Honestly, given that the sole purpose of the SAT is to apply to college, which get tons more information about the test taker/applicant than College Board, hopefully this gets ignored and college admissions make their own judgements on "adversity" versus the SAT's simplistic, reductionist view of quantifying it... Admissions should and will have full ability and better info to do a much better job at this. Indeed, the Ivies do seem to take these things into serious account based on the stats they release every year on new admits.
Also, the cynic in me thinks this is more of a way to make up for the losing market share to the ACT and attract more test takers away from the ACT that would benefit from this adversity scoring system.
A poor asian community that sends their kids to after school schools and does very well as a whole will suddenly fight themselves without the boost that others at that economic level might have.
All theoretical at this point I guess.
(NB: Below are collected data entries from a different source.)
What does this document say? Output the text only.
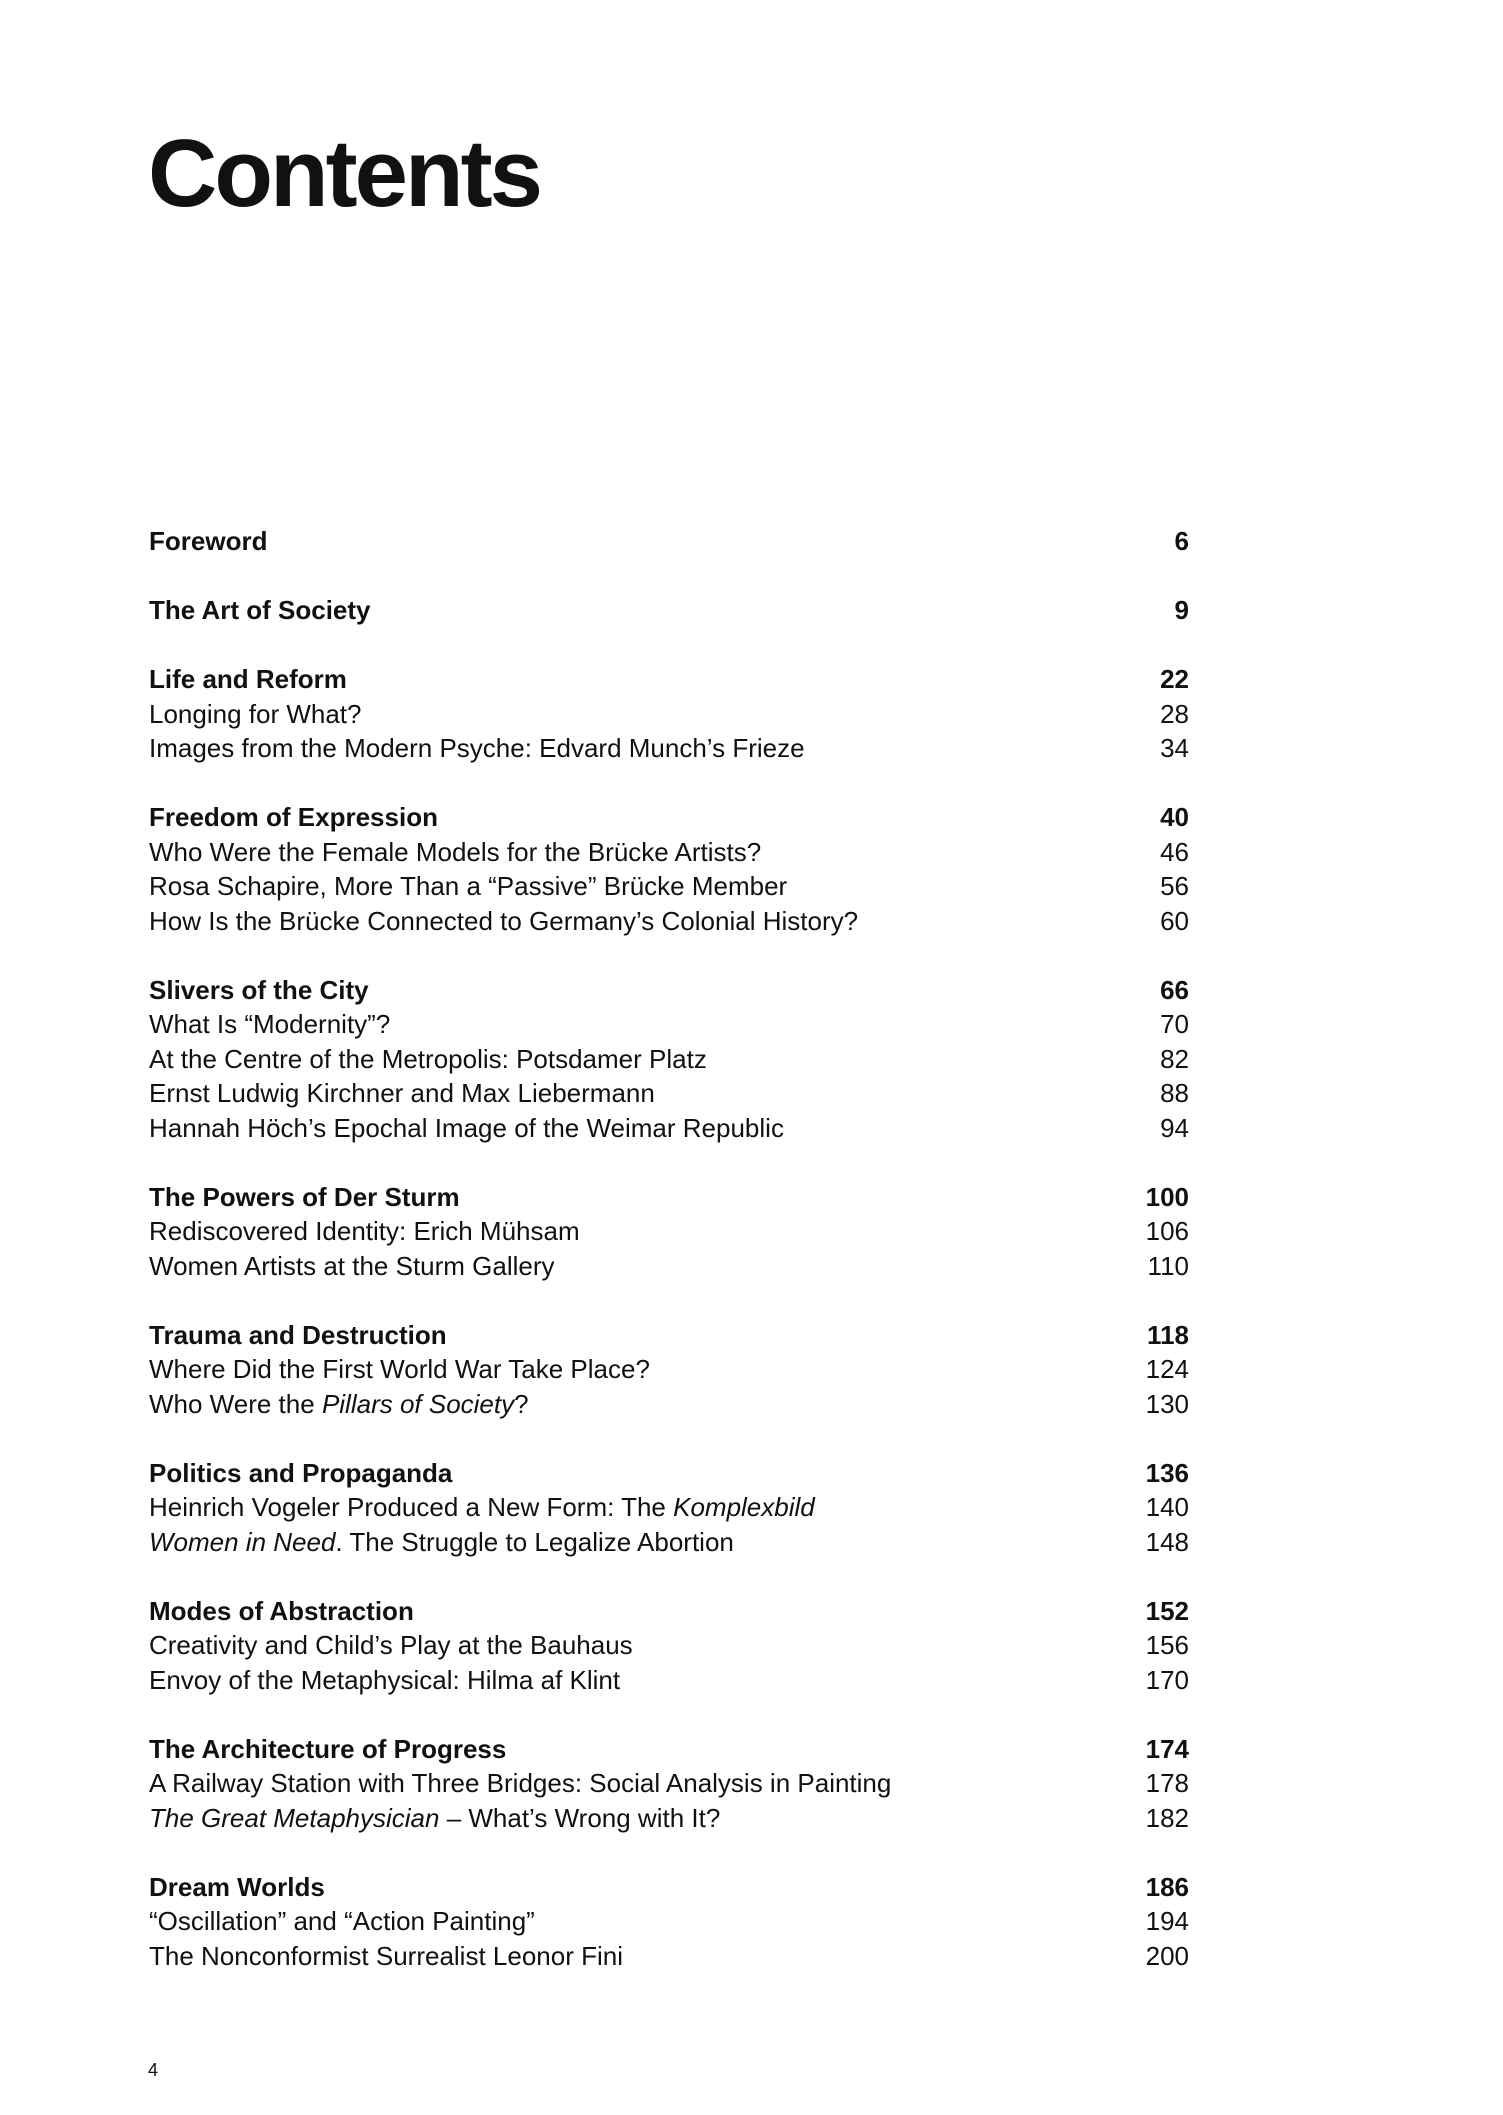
Contents
Foreword	6
The Art of Society	9
Life and Reform	22
Longing for What?	28
Images from the Modern Psyche: Edvard Munch’s Frieze	34
Freedom of Expression	40
Who Were the Female Models for the Brücke Artists?	46
Rosa Schapire, More Than a “Passive” Brücke Member	56
How Is the Brücke Connected to Germany’s Colonial History?	60
Slivers of the City	66
What Is “Modernity”?	70
At the Centre of the Metropolis: Potsdamer Platz	82
Ernst Ludwig Kirchner and Max Liebermann	88
Hannah Höch’s Epochal Image of the Weimar Republic	94
The Powers of Der Sturm	100
Rediscovered Identity: Erich Mühsam	106
Women Artists at the Sturm Gallery	110
Trauma and Destruction	118
Where Did the First World War Take Place?	124
Who Were the Pillars of Society?	130
Politics and Propaganda	136
Heinrich Vogeler Produced a New Form: The Komplexbild	140
Women in Need. The Struggle to Legalize Abortion	148
Modes of Abstraction	152
Creativity and Child’s Play at the Bauhaus	156
Envoy of the Metaphysical: Hilma af Klint	170
The Architecture of Progress	174
A Railway Station with Three Bridges: Social Analysis in Painting	178
The Great Metaphysician – What’s Wrong with It?	182
Dream Worlds	186
“Oscillation” and “Action Painting”	194
The Nonconformist Surrealist Leonor Fini	200
4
I would prefer to let this play out a little bit more rather than race based quotas/scholarships which more often than not seem to go to kids with the same good backgrounds who just happen to be minorities.
They'll also be punished for having established a low-crime neighborhood and learning english, since crime level and english as second language are also factors in the adversity score.
Of course, no single one of them is entirely responsible for their parents and community teaching them english, or for the low amount of crime. Because those are results of collective instead of individual effort, they're not labeled as laudable accomplishments, but as shameful privileges.
The fact is that different ethnic groups don't seem to mix organically unless they are all quite wealthy, at which point they have more in common with their socioeconomic class than with their ethnicity.
That goes both ways. If you've got a group of mostly upper middle class whites, Asians and Indians (i.e. your average tech company) the poor whites are going to hand out with the blacks, Mexicans and eastern Europeans. Not having much in common with the majority group is the trait that ties the minority group together.